The California man, who practiced making his own peace crane to give to the Sasaki family, said he never had any animosity toward the Japa­nese people then or now.

“To me, in my own estimation, it was not the people of Japan themselves, it was the upper echelon that thought they could overrun (others),” Bruner said. “We just had to show them that they can’t.”

He thinks it’s a good idea to incorporate the Sadako Sasaki story and some postwar information about Japan into the Pearl Harbor museum. He also thinks the use of the two atomic weapons in 1945 ultimately saved a lot of lives.

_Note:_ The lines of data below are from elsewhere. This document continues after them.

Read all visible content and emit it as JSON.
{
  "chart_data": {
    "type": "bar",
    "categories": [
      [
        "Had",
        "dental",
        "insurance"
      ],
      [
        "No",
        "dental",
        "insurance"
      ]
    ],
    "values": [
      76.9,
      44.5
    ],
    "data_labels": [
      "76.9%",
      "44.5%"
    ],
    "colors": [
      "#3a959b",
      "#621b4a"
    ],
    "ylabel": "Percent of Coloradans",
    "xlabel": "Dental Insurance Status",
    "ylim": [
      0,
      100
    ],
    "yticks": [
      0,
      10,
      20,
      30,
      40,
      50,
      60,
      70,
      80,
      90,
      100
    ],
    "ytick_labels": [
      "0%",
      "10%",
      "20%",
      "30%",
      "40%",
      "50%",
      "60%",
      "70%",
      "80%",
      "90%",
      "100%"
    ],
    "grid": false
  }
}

Estimates are that casualties would have run into the millions for the Allies and Japa­nese with a land invasion of Japan. Japan was pursuing its own nuclear weapons program, meanwhile.

In a 2012 Japan Times story, Masa­hiro Sasaki acknowledged that strong feelings remain over the actions of Japan and the United States, but he expressed hope that his sister’s plight and her paper cranes can help bridge that gap.

Sasaki met last year in Japan with Clifton Truman Daniel, a grandson of the president who ordered the atomic bombings, Harry Truman.

“When someone from Japan says, ‘No more Hiro­shi­mas,’ someone else from the U.S. says, ‘Never again Pearl Harbor.’ These two sides always clash,” Sasaki said in the news story.

But he and Daniel were able to share the hope of overcoming the past, in part through his sister’s peace cranes, he said.

By placing a crane at Pearl Harbor, Sasaki said he hoped it would “lead to a true beginning of the end of the war between Japan and the U.S.”